México invita a Rusia a participar en ambiciosos proyectos de infraestructura

El Tren Maya, que sacará del abandono el sureste de México, y el Corredor Transístmico, que conectará las dos costas del país y lo convertirá en una de las arterias comerciales más importantes del planeta. Son los proyectos ferroviarios más ambiciosos del presidente López Obrador. La participación de Rusia en los mismos es bienvenida.

La invitación al empresariado ruso fue realizada por la embajadora de la nación azteca ante el Kremlin, Norma Pensado, quien asistió en Moscú a la instauración del comité empresarial Rusia-México, un formato que se creó en 2006, pero que permanecía dormido en los últimos años.

Lo que lo hizo despertar es la propia dinámica de la relación económica, según se deprende de las palabras de la diplomática, quien comunicó que “en 2018, el comercio bilateral ascendió a cerca de 3.000 millones de dólares, lo que representó un crecimiento de casi el 19% respecto al año anterior”.

De acuerdo a la embajadora, México exporta a Rusia “vehículos y autopartes, aparatos telefónicos, aparatos médicos, matas de cobre”. Y lo que le compra son “productos de hierro, acero, aviones, trigo, caucho, fertilizantes, entre otros”.

Al calificar al “panorama” del comercio bilateral como “muy positivo”, Norma Pensado enfatizó, sin embargo, que “los números absolutos” dejan en evidencia que “todavía existe mucho potencial por explotar”. En es en este contexto en que citó los proyectos del Tren Maya y el Corredor Transístmico, que “van a significar grandes oportunidades para empresas de muy diversos sectores”.

Entre los “nichos a explorar” entre ambas naciones mencionó “sectores como energético, electro-electrónico, metalúrgico, construcción de maquinaria, química, farmacéutica”, entre muchos otros.

Fue en la sede de la Cámara de Comercio e Industria de Rusia donde se relanzó el funcionamiento del comité empresarial Rusia-México, asistiendo al acto funcionarios y representantes de una veintena de empresas del gigante euroasiático.

De forma unánime, se eligió como su presidente a Yuri Sliusar, quien encabeza la Corporación Unida de Industria Aeronáutica, gigante estatal ruso. Dijo en declaraciones exclusivas a Radio Sputnik que se plantea nutrir la relación bilateral de un fuerte contenido tecnológico.

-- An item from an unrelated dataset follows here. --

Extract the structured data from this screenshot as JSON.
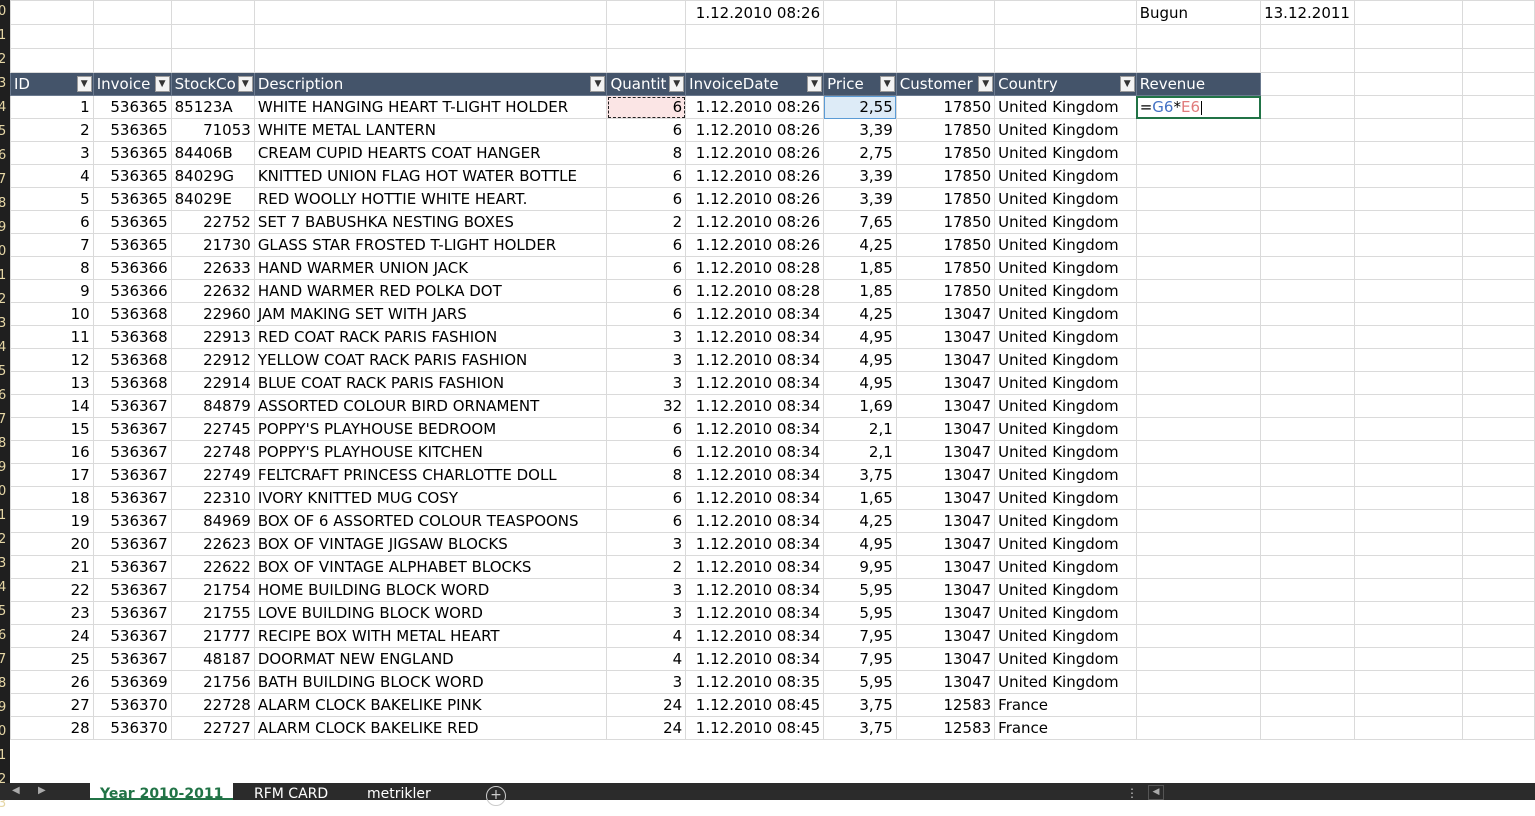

“Se trata no solamente de impulsar la compraventa de productos de alta tecnología, sino también de lanzar un producto conjunto en este sentido. Es algo que implica ir más allá de estrechar los vínculos empresariales y requiere afianzar la cooperación entre instituciones educativas, entre otras áreas”, indicó.

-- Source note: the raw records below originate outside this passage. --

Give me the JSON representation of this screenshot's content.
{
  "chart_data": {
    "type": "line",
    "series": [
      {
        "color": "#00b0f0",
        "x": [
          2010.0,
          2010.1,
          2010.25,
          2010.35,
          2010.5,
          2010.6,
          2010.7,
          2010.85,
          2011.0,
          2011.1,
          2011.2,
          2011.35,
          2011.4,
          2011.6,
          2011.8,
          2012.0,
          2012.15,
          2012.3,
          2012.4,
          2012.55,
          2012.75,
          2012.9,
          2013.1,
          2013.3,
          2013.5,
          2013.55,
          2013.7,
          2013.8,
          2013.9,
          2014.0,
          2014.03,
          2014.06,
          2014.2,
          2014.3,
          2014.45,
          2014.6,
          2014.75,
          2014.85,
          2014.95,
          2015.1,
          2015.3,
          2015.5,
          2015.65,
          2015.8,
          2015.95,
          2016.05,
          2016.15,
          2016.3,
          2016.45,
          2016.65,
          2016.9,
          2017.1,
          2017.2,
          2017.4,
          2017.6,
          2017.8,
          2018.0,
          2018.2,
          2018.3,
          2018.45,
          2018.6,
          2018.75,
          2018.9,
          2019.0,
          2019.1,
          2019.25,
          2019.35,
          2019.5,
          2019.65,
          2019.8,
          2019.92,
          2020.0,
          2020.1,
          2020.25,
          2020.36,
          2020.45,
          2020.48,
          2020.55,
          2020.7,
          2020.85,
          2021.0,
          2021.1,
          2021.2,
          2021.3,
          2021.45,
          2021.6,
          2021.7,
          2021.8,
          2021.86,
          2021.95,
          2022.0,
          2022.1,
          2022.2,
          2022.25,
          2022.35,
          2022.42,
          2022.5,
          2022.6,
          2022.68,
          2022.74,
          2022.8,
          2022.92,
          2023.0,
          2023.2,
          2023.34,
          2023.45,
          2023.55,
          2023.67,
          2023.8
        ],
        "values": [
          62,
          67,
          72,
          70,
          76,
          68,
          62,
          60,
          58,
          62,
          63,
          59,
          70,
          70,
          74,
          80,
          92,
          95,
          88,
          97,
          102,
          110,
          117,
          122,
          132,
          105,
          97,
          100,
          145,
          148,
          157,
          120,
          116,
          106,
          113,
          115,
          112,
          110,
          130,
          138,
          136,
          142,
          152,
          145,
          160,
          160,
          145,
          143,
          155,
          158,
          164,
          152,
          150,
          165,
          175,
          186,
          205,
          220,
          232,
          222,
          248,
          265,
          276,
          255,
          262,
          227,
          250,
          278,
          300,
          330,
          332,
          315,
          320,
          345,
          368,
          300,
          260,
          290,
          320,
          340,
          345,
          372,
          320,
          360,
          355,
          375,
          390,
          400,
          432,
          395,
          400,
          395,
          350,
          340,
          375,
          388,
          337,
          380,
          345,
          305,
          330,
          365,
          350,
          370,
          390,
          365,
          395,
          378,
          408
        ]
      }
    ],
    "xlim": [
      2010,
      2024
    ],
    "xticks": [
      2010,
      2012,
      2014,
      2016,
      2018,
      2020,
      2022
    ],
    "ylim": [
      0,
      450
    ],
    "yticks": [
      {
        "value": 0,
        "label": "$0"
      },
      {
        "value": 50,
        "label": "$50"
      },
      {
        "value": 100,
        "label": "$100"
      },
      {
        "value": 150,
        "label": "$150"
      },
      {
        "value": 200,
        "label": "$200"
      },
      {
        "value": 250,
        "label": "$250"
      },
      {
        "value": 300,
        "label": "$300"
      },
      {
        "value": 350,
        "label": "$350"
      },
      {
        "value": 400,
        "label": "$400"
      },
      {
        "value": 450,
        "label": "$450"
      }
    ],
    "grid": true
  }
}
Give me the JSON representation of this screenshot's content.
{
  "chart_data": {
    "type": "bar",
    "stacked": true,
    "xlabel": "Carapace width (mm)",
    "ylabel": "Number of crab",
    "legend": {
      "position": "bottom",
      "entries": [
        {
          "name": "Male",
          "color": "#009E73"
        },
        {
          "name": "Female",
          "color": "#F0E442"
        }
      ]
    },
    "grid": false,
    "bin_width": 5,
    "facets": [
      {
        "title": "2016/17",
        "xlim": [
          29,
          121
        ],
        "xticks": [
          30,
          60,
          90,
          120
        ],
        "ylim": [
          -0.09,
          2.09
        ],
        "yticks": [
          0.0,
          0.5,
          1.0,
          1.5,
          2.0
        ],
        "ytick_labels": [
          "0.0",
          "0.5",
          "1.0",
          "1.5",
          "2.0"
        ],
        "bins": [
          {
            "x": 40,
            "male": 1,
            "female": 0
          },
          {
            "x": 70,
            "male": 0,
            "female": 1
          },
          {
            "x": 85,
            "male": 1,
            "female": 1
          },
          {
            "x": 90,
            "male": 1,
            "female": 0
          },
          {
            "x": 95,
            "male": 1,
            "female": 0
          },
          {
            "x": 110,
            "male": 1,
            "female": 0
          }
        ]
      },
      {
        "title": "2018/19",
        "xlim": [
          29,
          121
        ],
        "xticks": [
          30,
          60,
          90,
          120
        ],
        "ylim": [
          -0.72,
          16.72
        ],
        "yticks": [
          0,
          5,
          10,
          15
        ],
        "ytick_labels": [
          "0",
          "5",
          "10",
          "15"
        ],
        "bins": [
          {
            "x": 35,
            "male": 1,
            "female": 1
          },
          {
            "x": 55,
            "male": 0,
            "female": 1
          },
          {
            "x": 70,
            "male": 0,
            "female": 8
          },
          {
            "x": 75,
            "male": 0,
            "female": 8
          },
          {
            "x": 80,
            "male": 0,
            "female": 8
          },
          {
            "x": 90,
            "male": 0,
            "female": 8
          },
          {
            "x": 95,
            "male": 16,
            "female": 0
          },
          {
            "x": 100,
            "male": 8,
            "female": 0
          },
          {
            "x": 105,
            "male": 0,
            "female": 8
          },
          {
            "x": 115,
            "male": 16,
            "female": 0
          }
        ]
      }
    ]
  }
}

Yuri Sliusar señaló, además, que se va a empeñar en aumentar la presencia del material de vuelo ruso en el mercado de México, país que ya adquirió 22 aviones rusos Sukhoi Superjet-100.

El director del departamento de Asia, África y Latinoamérica del Ministerio de Industria y Comercio de Rusia, Serguéi Nósov, coincidió en que Rusia y México deben aprovechar al máximo el potencial de la relación bilateral, al indicar que la misma quizás atraviese hoy su mejor momento histórico.

“Nuestro intercambio comercial no deja de crecer en los últimos 4 años, convirtiéndose México en nuestro segundo socio en América Latina después de Brasil”, constató.

Por su parte, Artiom Maljasián, responsable para América, África y Australia del Ministerio de Agricultura de Rusia, comunicó que el intercambio ruso-mexicano de productos del sector alimentario se duplicó en 2018, llegando a representar un 10% del total del comercio bilateral.

“En lo que trabajamos ahora es en eliminar las barreras existentes para facilitar una mayor apertura mutua de nuestros mercados”, declaró.